Bhatti ressaltou em seu discurso, enviado à Agência Fides, a existência de "uma mentalidade que fomenta o ódio", uma mentalidade "antirreligiosa, anti-islâmica, anti-humana, ao contrária ao que imaginava o Pai fundador Muhammad Ali Jinnah, que sonhava com um país onde as pessoas de todas as tradições religiosas podem conviver juntas, pacificamente, sem discriminação e medo".

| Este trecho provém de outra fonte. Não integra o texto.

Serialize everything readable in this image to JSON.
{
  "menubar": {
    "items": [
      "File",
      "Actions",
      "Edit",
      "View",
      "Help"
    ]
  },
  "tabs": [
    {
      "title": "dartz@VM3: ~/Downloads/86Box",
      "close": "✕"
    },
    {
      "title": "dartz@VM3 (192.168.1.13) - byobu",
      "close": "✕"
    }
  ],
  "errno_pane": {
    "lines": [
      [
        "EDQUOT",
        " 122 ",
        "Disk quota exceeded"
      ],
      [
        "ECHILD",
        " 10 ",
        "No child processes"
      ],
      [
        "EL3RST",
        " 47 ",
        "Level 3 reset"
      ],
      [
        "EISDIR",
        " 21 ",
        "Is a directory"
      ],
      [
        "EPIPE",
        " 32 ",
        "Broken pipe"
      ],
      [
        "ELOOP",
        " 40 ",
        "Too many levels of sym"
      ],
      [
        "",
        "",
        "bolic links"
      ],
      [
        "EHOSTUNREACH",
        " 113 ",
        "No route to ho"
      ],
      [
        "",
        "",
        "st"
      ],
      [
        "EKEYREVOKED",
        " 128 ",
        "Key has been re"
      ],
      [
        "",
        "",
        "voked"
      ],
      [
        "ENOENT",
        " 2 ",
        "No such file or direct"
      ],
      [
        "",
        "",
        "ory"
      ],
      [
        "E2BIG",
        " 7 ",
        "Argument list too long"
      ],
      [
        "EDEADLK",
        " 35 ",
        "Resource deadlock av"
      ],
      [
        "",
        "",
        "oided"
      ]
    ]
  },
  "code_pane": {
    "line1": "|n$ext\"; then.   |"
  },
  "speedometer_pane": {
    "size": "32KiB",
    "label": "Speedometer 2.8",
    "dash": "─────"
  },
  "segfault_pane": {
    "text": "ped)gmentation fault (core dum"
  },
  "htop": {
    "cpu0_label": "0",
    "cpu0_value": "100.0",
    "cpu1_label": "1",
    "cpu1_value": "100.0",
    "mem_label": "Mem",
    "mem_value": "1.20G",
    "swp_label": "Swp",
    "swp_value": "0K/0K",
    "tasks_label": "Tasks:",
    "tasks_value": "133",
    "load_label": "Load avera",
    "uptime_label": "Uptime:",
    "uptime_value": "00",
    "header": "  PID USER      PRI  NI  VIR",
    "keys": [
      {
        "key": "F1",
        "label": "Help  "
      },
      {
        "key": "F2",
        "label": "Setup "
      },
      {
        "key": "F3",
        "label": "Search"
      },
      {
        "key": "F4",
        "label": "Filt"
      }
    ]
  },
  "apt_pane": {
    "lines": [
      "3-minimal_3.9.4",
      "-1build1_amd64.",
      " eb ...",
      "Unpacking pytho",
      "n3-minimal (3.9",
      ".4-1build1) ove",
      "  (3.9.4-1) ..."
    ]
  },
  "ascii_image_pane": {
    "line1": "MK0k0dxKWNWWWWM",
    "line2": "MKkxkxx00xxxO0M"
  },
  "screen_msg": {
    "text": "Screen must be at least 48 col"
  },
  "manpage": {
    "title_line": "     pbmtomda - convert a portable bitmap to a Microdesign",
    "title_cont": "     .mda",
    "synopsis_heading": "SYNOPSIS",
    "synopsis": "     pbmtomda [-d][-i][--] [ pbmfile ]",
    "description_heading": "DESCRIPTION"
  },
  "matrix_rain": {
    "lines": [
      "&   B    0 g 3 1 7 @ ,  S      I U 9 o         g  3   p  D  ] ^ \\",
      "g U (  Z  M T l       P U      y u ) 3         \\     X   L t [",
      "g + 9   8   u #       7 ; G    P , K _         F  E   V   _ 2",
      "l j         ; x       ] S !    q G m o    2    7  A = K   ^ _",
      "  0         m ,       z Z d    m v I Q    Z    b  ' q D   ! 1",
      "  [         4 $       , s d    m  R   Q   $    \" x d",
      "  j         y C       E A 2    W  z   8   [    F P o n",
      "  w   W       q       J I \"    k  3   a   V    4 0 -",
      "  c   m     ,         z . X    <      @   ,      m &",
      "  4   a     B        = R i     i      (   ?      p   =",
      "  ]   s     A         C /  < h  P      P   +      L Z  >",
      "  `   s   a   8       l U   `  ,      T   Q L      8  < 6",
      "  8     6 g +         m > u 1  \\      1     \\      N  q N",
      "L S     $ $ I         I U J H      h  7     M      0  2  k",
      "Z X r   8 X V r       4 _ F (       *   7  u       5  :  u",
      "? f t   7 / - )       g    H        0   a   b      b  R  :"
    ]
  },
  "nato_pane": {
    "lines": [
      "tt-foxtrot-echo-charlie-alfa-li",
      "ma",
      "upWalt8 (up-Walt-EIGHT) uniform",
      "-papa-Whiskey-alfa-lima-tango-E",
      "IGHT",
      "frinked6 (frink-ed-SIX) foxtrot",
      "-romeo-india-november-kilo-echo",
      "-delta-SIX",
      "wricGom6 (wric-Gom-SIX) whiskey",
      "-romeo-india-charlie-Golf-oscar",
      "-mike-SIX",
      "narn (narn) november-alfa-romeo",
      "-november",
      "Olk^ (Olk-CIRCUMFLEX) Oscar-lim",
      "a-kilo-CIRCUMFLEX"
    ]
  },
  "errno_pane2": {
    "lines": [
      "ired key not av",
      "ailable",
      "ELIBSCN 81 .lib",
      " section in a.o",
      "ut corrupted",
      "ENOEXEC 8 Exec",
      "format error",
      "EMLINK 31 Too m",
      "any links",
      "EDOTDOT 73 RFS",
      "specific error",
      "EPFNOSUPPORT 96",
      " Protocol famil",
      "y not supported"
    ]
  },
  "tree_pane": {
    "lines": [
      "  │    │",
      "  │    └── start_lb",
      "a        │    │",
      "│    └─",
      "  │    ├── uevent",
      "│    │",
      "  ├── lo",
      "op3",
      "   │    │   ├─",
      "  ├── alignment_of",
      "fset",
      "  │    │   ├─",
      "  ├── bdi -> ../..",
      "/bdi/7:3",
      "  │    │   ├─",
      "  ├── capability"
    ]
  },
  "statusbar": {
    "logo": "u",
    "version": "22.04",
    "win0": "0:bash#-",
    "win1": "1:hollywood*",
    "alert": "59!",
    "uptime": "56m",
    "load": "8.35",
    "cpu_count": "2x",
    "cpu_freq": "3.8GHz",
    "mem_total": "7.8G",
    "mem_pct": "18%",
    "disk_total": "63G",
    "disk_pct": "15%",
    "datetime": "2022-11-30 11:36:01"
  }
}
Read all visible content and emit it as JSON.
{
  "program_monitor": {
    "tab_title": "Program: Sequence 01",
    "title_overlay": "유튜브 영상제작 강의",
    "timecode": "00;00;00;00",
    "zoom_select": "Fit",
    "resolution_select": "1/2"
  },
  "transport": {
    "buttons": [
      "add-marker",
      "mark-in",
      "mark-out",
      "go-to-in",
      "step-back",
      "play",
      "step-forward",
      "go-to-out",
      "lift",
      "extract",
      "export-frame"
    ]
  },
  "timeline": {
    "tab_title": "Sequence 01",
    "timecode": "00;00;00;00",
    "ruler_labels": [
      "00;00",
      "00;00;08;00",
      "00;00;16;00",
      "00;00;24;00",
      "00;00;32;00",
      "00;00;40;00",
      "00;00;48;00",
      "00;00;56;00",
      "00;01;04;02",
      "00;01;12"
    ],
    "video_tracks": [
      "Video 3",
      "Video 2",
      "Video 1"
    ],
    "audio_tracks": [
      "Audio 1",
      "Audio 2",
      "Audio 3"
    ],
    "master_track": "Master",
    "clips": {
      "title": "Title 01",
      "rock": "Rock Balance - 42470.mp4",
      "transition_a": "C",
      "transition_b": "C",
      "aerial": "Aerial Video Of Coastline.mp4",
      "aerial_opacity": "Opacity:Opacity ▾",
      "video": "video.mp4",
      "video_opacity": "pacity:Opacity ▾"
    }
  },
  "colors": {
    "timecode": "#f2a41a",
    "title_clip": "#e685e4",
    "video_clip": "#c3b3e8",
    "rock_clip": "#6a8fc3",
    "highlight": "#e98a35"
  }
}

Observando a urgência do momento, Bhatti pede a todas as forças saudáveis do país, na política, na sociedade, nas comunidades religiosas, "para lutar juntas contra essa mentalidade, que por muito tempo enfraqueceu a nossa sociedade", impedindo seu desenvolvimento também em termos econômicos. É o desafio crucial que o Paquistão enfrenta hoje – nota o ministro – que pede "pensamento cuidadoso, nervos de aço, um esforço coletivo e uma ação firme no presente e futuro". Para garantir a paz, estabilidade, democracia, igualdade, justiça, unidade de todo o povo paquistanês, conclui, é necessária a elaboração de um "roteiro" que acolhe as propostas dos líderes religiosos, estudiosos, acadêmicos, políticos e representantes da sociedade civil. (PA) (Agência Fides 21/2/2013)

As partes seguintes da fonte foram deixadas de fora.